# Week 9: Named Entity Recognition

This week we are going to looking at named entity recognition in the fiction genre. In doing so we will introduce the spaCy library (https://spacy.io/) which provides a number of very fast, state-of-the-art accuracy tools for carrying out NLP tasks including part-of-speech tagging, dependency parsing and named entity recognition.



In [None]:
#preliminary imports

from google.colab import drive
#mount google drive
drive.mount('/content/drive/')
import sys
sys.path.append('/content/drive/My Drive/NLE Notebooks/resources/')

import pandas as pd
import operator

## Project Gutenberg

[Project Gutenberg electronic text archive](http://www.gutenberg.org/) contains around 25,000 free electronic books.

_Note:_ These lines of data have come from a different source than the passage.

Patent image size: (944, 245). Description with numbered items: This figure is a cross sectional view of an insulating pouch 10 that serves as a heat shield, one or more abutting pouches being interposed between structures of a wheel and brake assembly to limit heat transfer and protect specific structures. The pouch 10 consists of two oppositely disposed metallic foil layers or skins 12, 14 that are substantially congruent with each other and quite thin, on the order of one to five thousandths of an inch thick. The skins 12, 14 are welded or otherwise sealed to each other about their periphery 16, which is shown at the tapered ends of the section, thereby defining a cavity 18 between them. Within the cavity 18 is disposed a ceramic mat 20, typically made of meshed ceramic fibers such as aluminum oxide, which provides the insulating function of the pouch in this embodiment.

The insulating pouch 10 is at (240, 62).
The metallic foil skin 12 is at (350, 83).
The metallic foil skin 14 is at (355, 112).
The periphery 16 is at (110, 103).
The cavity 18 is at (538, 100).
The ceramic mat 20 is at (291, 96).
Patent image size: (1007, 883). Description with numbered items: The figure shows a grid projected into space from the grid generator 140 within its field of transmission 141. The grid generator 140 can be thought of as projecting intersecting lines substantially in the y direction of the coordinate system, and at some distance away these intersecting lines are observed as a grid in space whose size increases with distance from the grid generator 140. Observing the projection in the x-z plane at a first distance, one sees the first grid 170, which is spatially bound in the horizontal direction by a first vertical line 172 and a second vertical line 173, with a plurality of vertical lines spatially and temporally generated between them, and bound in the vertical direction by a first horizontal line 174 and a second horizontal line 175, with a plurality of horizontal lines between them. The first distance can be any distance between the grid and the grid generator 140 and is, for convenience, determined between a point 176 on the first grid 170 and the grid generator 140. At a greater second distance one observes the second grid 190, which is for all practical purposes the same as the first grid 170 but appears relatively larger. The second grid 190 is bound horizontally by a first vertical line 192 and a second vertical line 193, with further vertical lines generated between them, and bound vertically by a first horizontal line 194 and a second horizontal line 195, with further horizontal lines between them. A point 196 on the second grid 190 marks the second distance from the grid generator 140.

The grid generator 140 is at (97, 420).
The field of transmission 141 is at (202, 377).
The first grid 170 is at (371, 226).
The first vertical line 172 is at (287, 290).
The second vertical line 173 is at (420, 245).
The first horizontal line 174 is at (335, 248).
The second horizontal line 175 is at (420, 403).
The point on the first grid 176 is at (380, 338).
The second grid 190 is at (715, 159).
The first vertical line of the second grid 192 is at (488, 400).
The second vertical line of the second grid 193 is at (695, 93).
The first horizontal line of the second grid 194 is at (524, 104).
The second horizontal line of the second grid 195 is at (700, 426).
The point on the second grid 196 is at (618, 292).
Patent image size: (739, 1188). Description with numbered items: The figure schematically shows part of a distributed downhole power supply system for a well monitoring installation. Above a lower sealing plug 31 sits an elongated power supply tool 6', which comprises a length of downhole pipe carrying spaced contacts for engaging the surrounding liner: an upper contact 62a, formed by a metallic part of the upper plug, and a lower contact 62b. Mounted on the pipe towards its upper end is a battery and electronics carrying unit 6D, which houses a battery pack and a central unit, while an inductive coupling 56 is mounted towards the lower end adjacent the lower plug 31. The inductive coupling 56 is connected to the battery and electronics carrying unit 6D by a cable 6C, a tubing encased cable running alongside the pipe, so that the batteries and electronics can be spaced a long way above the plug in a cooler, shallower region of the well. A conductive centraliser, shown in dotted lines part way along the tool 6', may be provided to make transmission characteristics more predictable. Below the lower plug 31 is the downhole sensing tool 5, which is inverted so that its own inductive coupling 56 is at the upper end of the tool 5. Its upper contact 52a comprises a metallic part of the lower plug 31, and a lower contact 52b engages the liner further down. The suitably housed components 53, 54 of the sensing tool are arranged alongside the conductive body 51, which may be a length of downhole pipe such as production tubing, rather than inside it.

A small selection is made available through the NLTK. For the full list, run the following cell.

In [None]:
import nltk
nltk.download('gutenberg')

In [None]:
from nltk.corpus import gutenberg
gutenberg.fileids()

We can get the raw text of any of the novels using the `gutenberg.raw(fileid)` method.  This returns a String.

In [None]:
emma=gutenberg.raw('austen-emma.txt')
emma[:500]

Now, we carry out a little bit of cleaning of the text.  Check you understand what each line in the `clean_text()` function does.

In [None]:
import re
def clean_text(astring):
    #replace newlines with space
    newstring=re.sub("\n"," ",astring)
    #remove title and chapter headings
    newstring=re.sub("\[[^\]]*\]"," ",newstring)
    newstring=re.sub("VOLUME \S+"," ",newstring)
    newstring=re.sub("CHAPTER \S+"," ",newstring)
    newstring=re.sub("\s\s+"," ",newstring)
    #return re.sub("([^\.|^ ])  +",r"\1 .  ",newstring).lstrip().rstrip()
    return newstring.lstrip().rstrip()

clean_emma=clean_text(emma)
print(len(emma))
print(len(clean_emma))
clean_emma[:500]

## SpaCy

If working at home, you may need to install spaCy and download a set of English models.  at the command line:

```
pip install spacy
python -m spacy download en_core_web_sm
```

In the lab, or once you have done this at home, you should then be able to set up a spaCy processing pipeline as follows. If working on colab than this should work automatically.

In [None]:
import spacy
#nlp=spacy.load('en')
nlp=spacy.load('en_core_web_sm')
type(nlp)

Now we can run any text string through the language processing pipeline stored in `nlp`
This next cell might take a few minutes to run since it carries out all of the SpaCy NLP functionality on the input text.  It will return a SpaCy `Doc` object which contains the text plus various annotations.  See the SpaCy documentation https://spacy.io/api/doc

In [None]:
nlp_emma=nlp(clean_emma)

In [None]:
type(nlp_emma)

For example, we can now iterate over sentences in the document.

In [None]:
for s in nlp_emma.sents:
    print(s)
    break

We can iterate over tokens in sentences and find out the labels added by SpaCy to each token.

In [None]:
emma_sents=list(nlp_emma.sents)

In [None]:
print(emma_sents[0])

In [None]:
def display_sent(asent):
    headings=["token","lower","lemma","pos","NER"]
    info=[]
    for t in asent:
        info.append([t.text,t.lower_,t.lemma_,t.pos_,t.ent_type_])
    return(pd.DataFrame(info,columns=headings))
        
display_sent(emma_sents[3])

### Exercise 1.1
Run the `display_sent()` function on each of the first ten sentences of Emma (as stored in `emma_sents`).
* What errors do you see in the named entity recognition?
* Can you see any patterns in the words, lemmas or part-of-speech tags which might be used to improve the named entity recognition on these sentences?


### Exercise 1.2
Write a function 'make_tag_lists()' which takes a list of sentences as input and which returns 3 lists:
1. tokens
2. POS tags
3. Named Entity tags

These lists should be the same length (189191, if applied to the all of the sentences in `nlp_emma`) and maintain the order of the text, i.e., position i in each list should refer to the same token.

### Exercise 1.3
Write a function `extract_entities` which takes a list of tokens, a list of tags and a tag-type and returns a dictionary of all of the **chunks** which have the given tag-type; together with their frequency in the text.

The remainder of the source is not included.